KWWM
- Rock Springs, Wyoming; United States;
- Broadcast area: Rock Springs
- Frequency: 91.3 MHz
- Branding: KWWM 91.3

Programming
- Format: College radio

Ownership
- Owner: Western Wyoming Community College

History
- First air date: March 28, 2012
- Call sign meaning: Western Wyoming Mustangs

Technical information
- Licensing authority: FCC
- Facility ID: 176944
- Class: A
- ERP: 280 watts
- HAAT: −54 meters (−177 ft)
- Transmitter coordinates: 41°35′31″N 109°14′13″W﻿ / ﻿41.59194°N 109.23694°W

Links
- Public license information: Public file; LMS;
- Website: westernwyoming.edu/student-life/campus-amenities/mustang-radio.php

= KWWM =

KWWM (91.3 FM) is a college radio station licensed to Rock Springs, Wyoming, United States. The station is owned and operated by Western Wyoming Community College. Like most college radio stations, it is operated by and contains programming created by students attending the college.

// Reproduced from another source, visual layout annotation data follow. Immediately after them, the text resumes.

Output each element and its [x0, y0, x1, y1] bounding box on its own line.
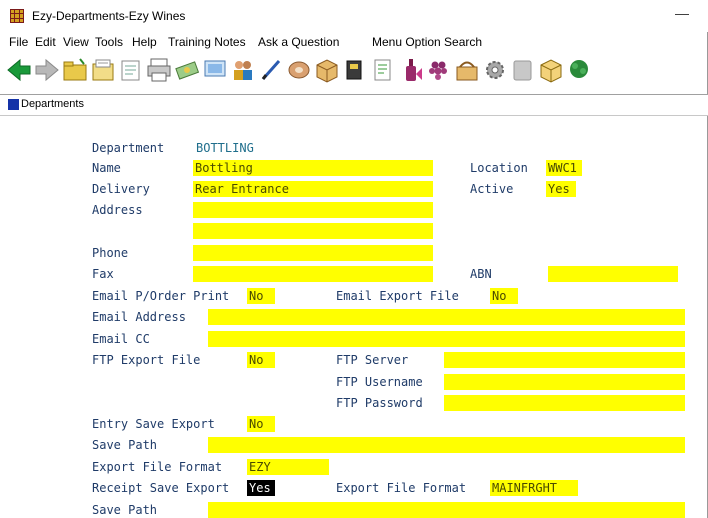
printer-icon[interactable]	[146, 56, 172, 84]
menu-help[interactable]: Help	[132, 35, 157, 49]
gear-icon[interactable]	[482, 56, 508, 84]
folder-icon[interactable]	[62, 56, 88, 84]
basket-icon[interactable]	[454, 56, 480, 84]
delivery-field[interactable]: Rear Entrance	[193, 181, 433, 197]
menu-option-search[interactable]: Menu Option Search	[372, 35, 482, 49]
tab-departments[interactable]: Departments	[21, 98, 84, 110]
delivery-label: Delivery	[92, 182, 150, 196]
fax-field[interactable]	[193, 266, 433, 282]
application-window: Ezy-Departments-Ezy Wines — File Edit Vi…	[0, 0, 708, 518]
window-title: Ezy-Departments-Ezy Wines	[32, 9, 186, 23]
menu-tools[interactable]: Tools	[95, 35, 123, 49]
abn-label: ABN	[470, 267, 492, 281]
square-icon[interactable]	[510, 56, 536, 84]
receipt-save-export-label: Receipt Save Export	[92, 481, 230, 495]
window-square-icon	[8, 99, 19, 110]
tab-bar: Departments	[0, 94, 708, 116]
tool-icon[interactable]	[342, 56, 368, 84]
phone-field[interactable]	[193, 245, 433, 261]
ftp-username-label: FTP Username	[336, 375, 423, 389]
ftp-password-label: FTP Password	[336, 396, 423, 410]
export-file-format-field[interactable]: EZY	[247, 459, 329, 475]
back-arrow-icon[interactable]	[6, 56, 32, 84]
menu-view[interactable]: View	[63, 35, 89, 49]
entry-save-export-label: Entry Save Export	[92, 417, 215, 431]
receipt-export-format-field[interactable]: MAINFRGHT	[490, 480, 578, 496]
email-export-field[interactable]: No	[490, 288, 518, 304]
folder-open-icon[interactable]	[90, 56, 116, 84]
ftp-export-label: FTP Export File	[92, 353, 201, 367]
email-po-print-field[interactable]: No	[247, 288, 275, 304]
name-label: Name	[92, 161, 121, 175]
address-label: Address	[92, 203, 143, 217]
minimize-button[interactable]: —	[672, 4, 692, 24]
toolbar	[0, 54, 708, 90]
receipt-icon[interactable]	[370, 56, 396, 84]
department-label: Department	[92, 141, 165, 155]
menu-ask-question[interactable]: Ask a Question	[258, 35, 339, 49]
save-path-field[interactable]	[208, 437, 685, 453]
name-field[interactable]: Bottling	[193, 160, 433, 176]
location-field[interactable]: WWC1	[546, 160, 582, 176]
grapes-icon[interactable]	[426, 56, 452, 84]
address-line1-field[interactable]	[193, 202, 433, 218]
save-path-label: Save Path	[92, 438, 158, 452]
bottle-icon[interactable]	[398, 56, 424, 84]
receipt-export-format-label: Export File Format	[336, 481, 467, 495]
forward-arrow-icon[interactable]	[34, 56, 60, 84]
email-cc-field[interactable]	[208, 331, 685, 347]
ftp-username-field[interactable]	[444, 374, 685, 390]
department-form: Department BOTTLING Name Bottling Locati…	[0, 114, 708, 518]
phone-label: Phone	[92, 246, 129, 260]
entry-save-export-field[interactable]: No	[247, 416, 275, 432]
ftp-export-field[interactable]: No	[247, 352, 275, 368]
email-po-print-label: Email P/Order Print	[92, 289, 230, 303]
ftp-password-field[interactable]	[444, 395, 685, 411]
menu-training-notes[interactable]: Training Notes	[168, 35, 246, 49]
box-icon[interactable]	[314, 56, 340, 84]
receipt-save-path-label: Save Path	[92, 503, 158, 517]
email-address-label: Email Address	[92, 310, 186, 324]
export-file-format-label: Export File Format	[92, 460, 223, 474]
people-icon[interactable]	[230, 56, 256, 84]
menu-edit[interactable]: Edit	[35, 35, 56, 49]
money-icon[interactable]	[174, 56, 200, 84]
department-value: BOTTLING	[196, 141, 254, 155]
title-bar[interactable]: Ezy-Departments-Ezy Wines —	[0, 0, 708, 32]
cube-icon[interactable]	[538, 56, 564, 84]
screen-icon[interactable]	[202, 56, 228, 84]
ftp-server-field[interactable]	[444, 352, 685, 368]
disc-icon[interactable]	[286, 56, 312, 84]
address-line2-field[interactable]	[193, 223, 433, 239]
active-field[interactable]: Yes	[546, 181, 576, 197]
menu-file[interactable]: File	[9, 35, 28, 49]
pen-icon[interactable]	[258, 56, 284, 84]
plant-icon[interactable]	[566, 56, 592, 84]
note-icon[interactable]	[118, 56, 144, 84]
active-label: Active	[470, 182, 514, 196]
email-cc-label: Email CC	[92, 332, 150, 346]
app-logo-icon	[10, 9, 24, 23]
receipt-save-path-field[interactable]	[208, 502, 685, 518]
email-export-label: Email Export File	[336, 289, 459, 303]
abn-field[interactable]	[548, 266, 678, 282]
receipt-save-export-field[interactable]: Yes	[247, 480, 275, 496]
location-label: Location	[470, 161, 528, 175]
email-address-field[interactable]	[208, 309, 685, 325]
ftp-server-label: FTP Server	[336, 353, 409, 367]
fax-label: Fax	[92, 267, 114, 281]
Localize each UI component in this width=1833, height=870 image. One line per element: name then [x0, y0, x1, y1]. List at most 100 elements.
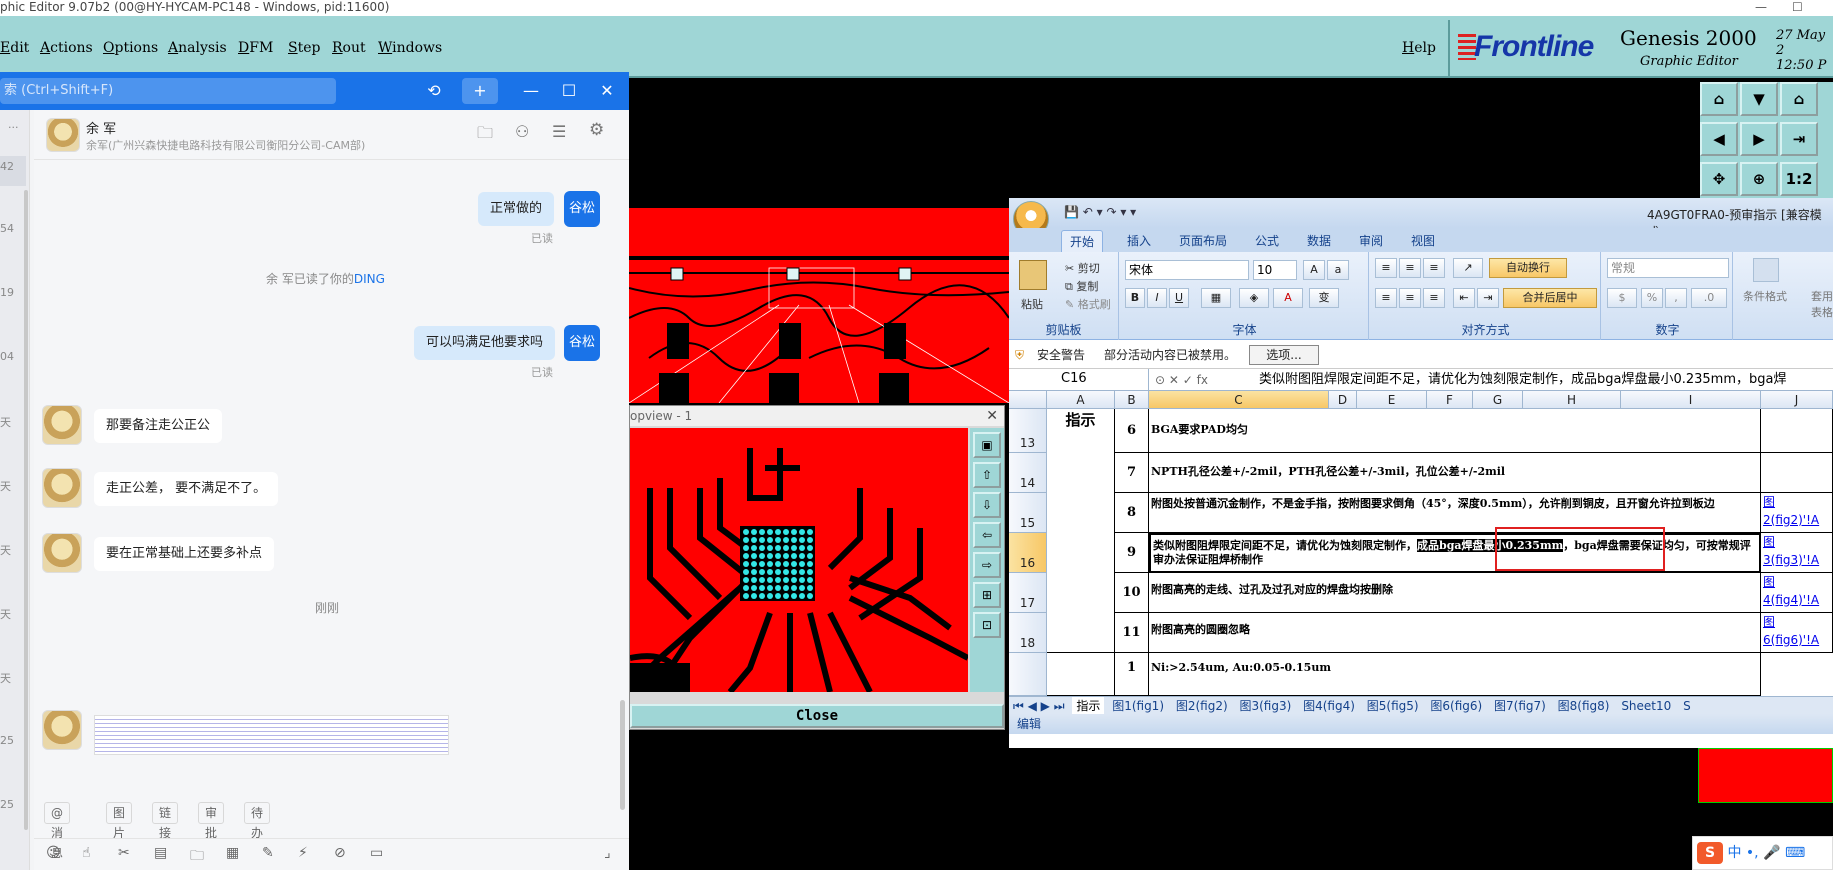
- add-member-icon[interactable]: ⚇: [515, 122, 529, 141]
- sheet-tab[interactable]: S: [1679, 697, 1695, 714]
- pan-right-icon[interactable]: ⇨: [973, 552, 1001, 578]
- settings-gear-icon[interactable]: ⚙: [589, 120, 604, 140]
- item-number-cell[interactable]: 6: [1115, 409, 1149, 453]
- item-number-cell[interactable]: 11: [1115, 613, 1149, 653]
- chat-message-received[interactable]: 要在正常基础上还要多补点: [94, 537, 275, 571]
- chat-search-input[interactable]: 索 (Ctrl+Shift+F): [0, 78, 336, 104]
- column-header[interactable]: F: [1427, 391, 1473, 409]
- menu-rout[interactable]: Rout: [332, 40, 366, 56]
- tab-home[interactable]: 开始: [1061, 230, 1104, 252]
- menu-analysis[interactable]: Analysis: [168, 40, 227, 56]
- screen-icon[interactable]: ▭: [370, 845, 383, 861]
- sheet-tab[interactable]: 图4(fig4): [1299, 697, 1359, 714]
- pcb-graphic-canvas[interactable]: [629, 208, 1009, 403]
- chat-message-sent[interactable]: 正常做的: [478, 192, 555, 226]
- instruction-cell[interactable]: 附图处按普通沉金制作，不是金手指，按附图要求倒角（45°，深度0.5mm），允许…: [1149, 493, 1761, 533]
- maximize-button[interactable]: ☐: [1792, 0, 1803, 14]
- column-header[interactable]: E: [1357, 391, 1427, 409]
- worksheet-grid[interactable]: A B C D E F G H I J 13 14 15 16 17 18 指示…: [1009, 391, 1833, 696]
- align-bottom-icon[interactable]: ≡: [1423, 258, 1445, 278]
- link-cell[interactable]: [1761, 453, 1833, 493]
- chat-message-received[interactable]: 走正公差， 要不满足不了。: [94, 472, 279, 506]
- contact-avatar[interactable]: [46, 118, 80, 152]
- figure-link[interactable]: 图 4(fig4)'!A: [1761, 573, 1833, 613]
- menu-options[interactable]: Options: [103, 40, 158, 56]
- sogou-ime-icon[interactable]: S: [1697, 842, 1723, 864]
- link-cell[interactable]: [1761, 409, 1833, 453]
- instruction-cell[interactable]: BGA要求PAD均匀: [1149, 409, 1761, 453]
- column-header[interactable]: A: [1047, 391, 1115, 409]
- add-icon[interactable]: +: [462, 78, 498, 104]
- bold-icon[interactable]: B: [1125, 288, 1145, 308]
- underline-icon[interactable]: U: [1169, 288, 1189, 308]
- pan-left-icon[interactable]: ⇦: [973, 522, 1001, 548]
- sheet-tab[interactable]: Sheet10: [1617, 697, 1675, 714]
- section-label-cell[interactable]: 指示: [1047, 409, 1115, 653]
- row-header[interactable]: 15: [1009, 493, 1047, 533]
- tab-view[interactable]: 视图: [1403, 230, 1443, 252]
- decrease-indent-icon[interactable]: ⇤: [1453, 288, 1475, 308]
- menu-windows[interactable]: Windows: [378, 40, 442, 56]
- lightning-icon[interactable]: ⚡: [298, 845, 308, 861]
- sheet-tab[interactable]: 图8(fig8): [1554, 697, 1614, 714]
- sheet-tab[interactable]: 图2(fig2): [1172, 697, 1232, 714]
- row-header[interactable]: [1009, 653, 1047, 696]
- number-format-select[interactable]: 常规: [1607, 258, 1729, 278]
- figure-link[interactable]: 图 3(fig3)'!A: [1761, 533, 1833, 573]
- instruction-cell[interactable]: NPTH孔径公差+/-2mil，PTH孔径公差+/-3mil，孔位公差+/-2m…: [1149, 453, 1761, 493]
- tab-insert[interactable]: 插入: [1119, 230, 1159, 252]
- calendar-icon[interactable]: ▦: [226, 845, 239, 861]
- sheet-tab[interactable]: 图1(fig1): [1108, 697, 1168, 714]
- zoom-out-icon[interactable]: ⊡: [973, 612, 1001, 638]
- zoom-home-icon[interactable]: ⌂: [1700, 82, 1738, 116]
- align-top-icon[interactable]: ≡: [1375, 258, 1397, 278]
- folder-icon[interactable]: 🗀: [477, 122, 493, 149]
- maximize-icon[interactable]: ☐: [556, 78, 582, 104]
- row-header[interactable]: 13: [1009, 409, 1047, 453]
- image-button[interactable]: 图片: [106, 802, 133, 840]
- align-left-icon[interactable]: ≡: [1375, 288, 1397, 308]
- instruction-cell-selected[interactable]: 类似附图阻焊限定间距不足，请优化为蚀刻限定制作，成品bga焊盘最小0.235mm…: [1149, 533, 1761, 573]
- chat-scrollbar[interactable]: [620, 700, 625, 810]
- edit-icon[interactable]: ✎: [262, 845, 274, 861]
- search-history-icon[interactable]: ☰: [552, 122, 566, 141]
- formula-fx-icon[interactable]: ⊙ ✕ ✓ fx: [1155, 369, 1233, 391]
- options-button[interactable]: 选项...: [1249, 345, 1319, 365]
- item-number-cell[interactable]: 1: [1115, 653, 1149, 696]
- merge-center-button[interactable]: 合并后居中: [1503, 288, 1597, 308]
- sheet-tab[interactable]: 指示: [1072, 697, 1105, 714]
- zoom-fit-icon[interactable]: ▣: [973, 432, 1001, 458]
- increase-indent-icon[interactable]: ⇥: [1477, 288, 1499, 308]
- phonetic-icon[interactable]: 变: [1309, 288, 1339, 308]
- minimize-icon[interactable]: —: [518, 78, 544, 104]
- history-icon[interactable]: ⟲: [421, 78, 447, 104]
- font-color-icon[interactable]: A: [1273, 288, 1303, 308]
- scissors-icon[interactable]: ✂: [118, 845, 130, 861]
- column-header[interactable]: G: [1473, 391, 1523, 409]
- cut-button[interactable]: ✂ 剪切: [1065, 260, 1100, 276]
- item-number-cell[interactable]: 7: [1115, 453, 1149, 493]
- conditional-format-icon[interactable]: [1753, 258, 1779, 282]
- close-icon[interactable]: ✕: [986, 406, 998, 426]
- image-message-thumbnail[interactable]: [94, 715, 449, 755]
- figure-link[interactable]: 图 6(fig6)'!A: [1761, 613, 1833, 653]
- conversation-list-strip[interactable]: ... 42 54 19 04 天 天 天 天 天 25 25: [0, 110, 30, 870]
- table-cell[interactable]: [1047, 653, 1115, 696]
- column-header[interactable]: H: [1523, 391, 1621, 409]
- mention-button[interactable]: @消息: [44, 802, 71, 860]
- instruction-cell[interactable]: 附图高亮的走线、过孔及过孔对应的焊盘均按删除: [1149, 573, 1761, 613]
- sheet-tab[interactable]: 图6(fig6): [1426, 697, 1486, 714]
- border-icon[interactable]: ▦: [1201, 288, 1231, 308]
- more-dots[interactable]: ...: [8, 118, 19, 131]
- font-size-select[interactable]: 10: [1253, 260, 1297, 280]
- align-center-icon[interactable]: ≡: [1399, 288, 1421, 308]
- chat-message-sent[interactable]: 可以吗满足他要求吗: [414, 326, 556, 360]
- name-box[interactable]: C16: [1009, 369, 1149, 391]
- format-painter-button[interactable]: ✎ 格式刷: [1065, 296, 1111, 312]
- instruction-cell[interactable]: 附图高亮的圆圈忽略: [1149, 613, 1761, 653]
- pan-down-icon[interactable]: ▼: [1740, 82, 1778, 116]
- copy-button[interactable]: ⧉ 复制: [1065, 278, 1098, 294]
- contact-avatar[interactable]: [42, 405, 82, 445]
- menu-dfm[interactable]: DFM: [238, 40, 273, 56]
- pan-right-icon[interactable]: ▶: [1740, 122, 1778, 156]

The station has also carried sports programming hosted by local students, as well as graduation ceremonies. Some of the students who have had shows on KWWM have gone on to work in larger broadcasting careers.

The station received a license on March 28, 2012, and primarily covers Rock Springs with its 218 watt signal. The transmitter is located on campus. It can also be heard in nearby Green River.